1. It's free. (Cost is not a barrier to trial.)
2. The use of it by one person naturally informs others of its availability. (eg Get your free web mail at hotmail.com)
3. A small amount of time investment required from the user to go from testing the service/product to deriving value (ie drag the bookmarklet to your browser).
4. Any others?

I tend to think that beyond the application development and positioning, that marketing techniques and advertising campaigns are still necessary to reach the rest of the population for the majority of services. For example, if your bookmarklet was a business and you wanted to get it out to the rest of the millions of blogger.com users, how would you reach them? And how would you reach them before somebody else copied your idea and got it to them first?

All this said, if the product isn't "any good" or isn't revolutionary, than it might not be worth spending all the effort to market and advertise it.

So, a few emails to a few connectors, is a great way to start out.

Of course, all this is fairly hypothetical. But, I think it is a great conversation to be having. Although, I've been working on WhizSpark for 3 years, we really have just launched our product 3 months ago. I am also doing some consulting work for some people to help them with ideas for marketing their services. And we are weighing a launching a new application, which I think satisifies all 3 of the requirements above.

Ken Dyck

Peter, you're absolutely right, of course.

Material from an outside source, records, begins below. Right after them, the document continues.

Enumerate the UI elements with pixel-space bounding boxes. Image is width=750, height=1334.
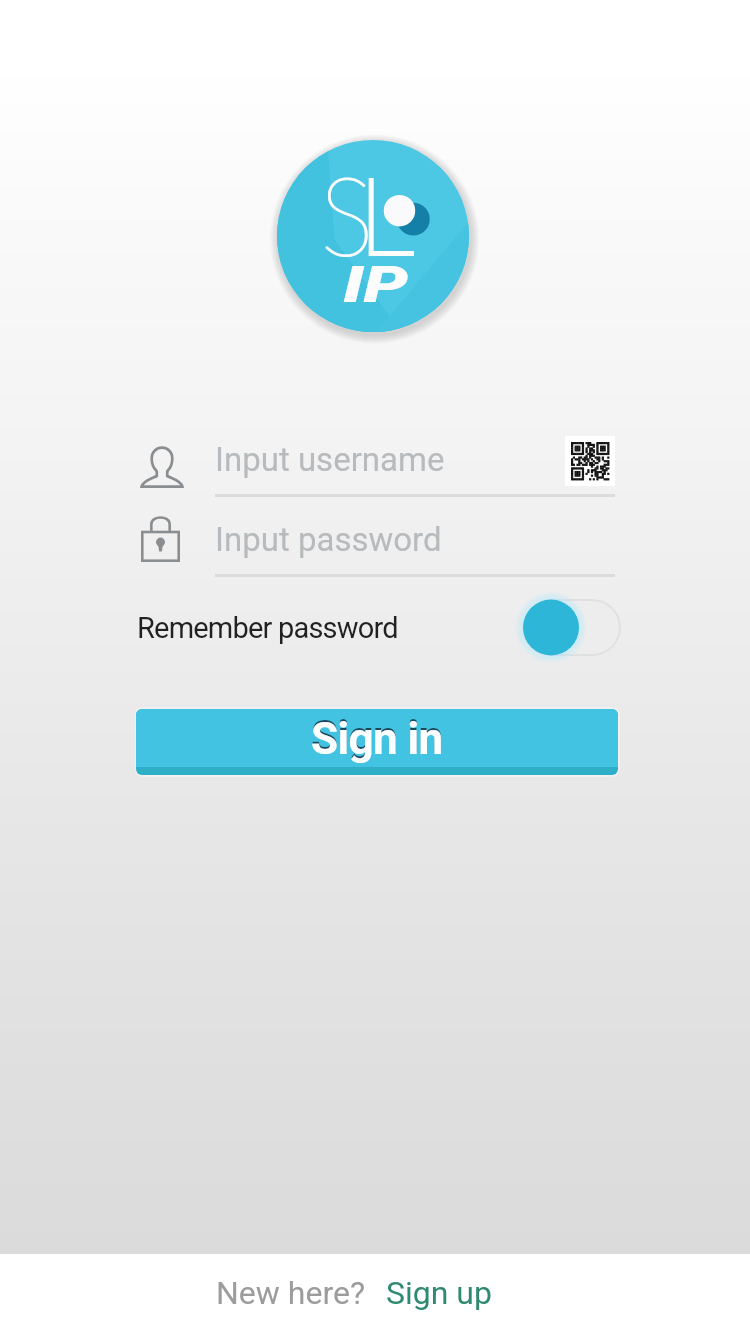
staticText: Sign in [311, 711, 443, 763]
button[interactable]: Sign in [136, 709, 618, 775]
button[interactable]: Remember password [137, 596, 621, 658]
button[interactable]: Scan QR code [565, 436, 615, 486]
staticText: S [320, 150, 375, 286]
staticText: Sign up [386, 1274, 492, 1312]
staticText: Remember password [137, 611, 398, 645]
staticText: Input password [215, 520, 442, 559]
staticText: Sign in [311, 713, 443, 765]
button[interactable]: Sign up [386, 1274, 492, 1312]
staticText: Input username [215, 440, 445, 479]
staticText: IP [343, 256, 408, 313]
staticText: New here? [216, 1274, 366, 1312]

My low-key approach probably won't work very well for a lot of web applications, but I can see it working for some, especially those that have the characteristics that you mention.

Dev Purkayastha

I think you can get the most mileage out of finding a niche or core user base to start it up and keep it going, just like the "Democracy for America" Meetups were the core constituency fo Meetup.com for a while, and more groups grew out of it's popularity.

pete caputa

Very good point, Dev. Reaching critical mass in a single niche makes it easy to expand to other niches.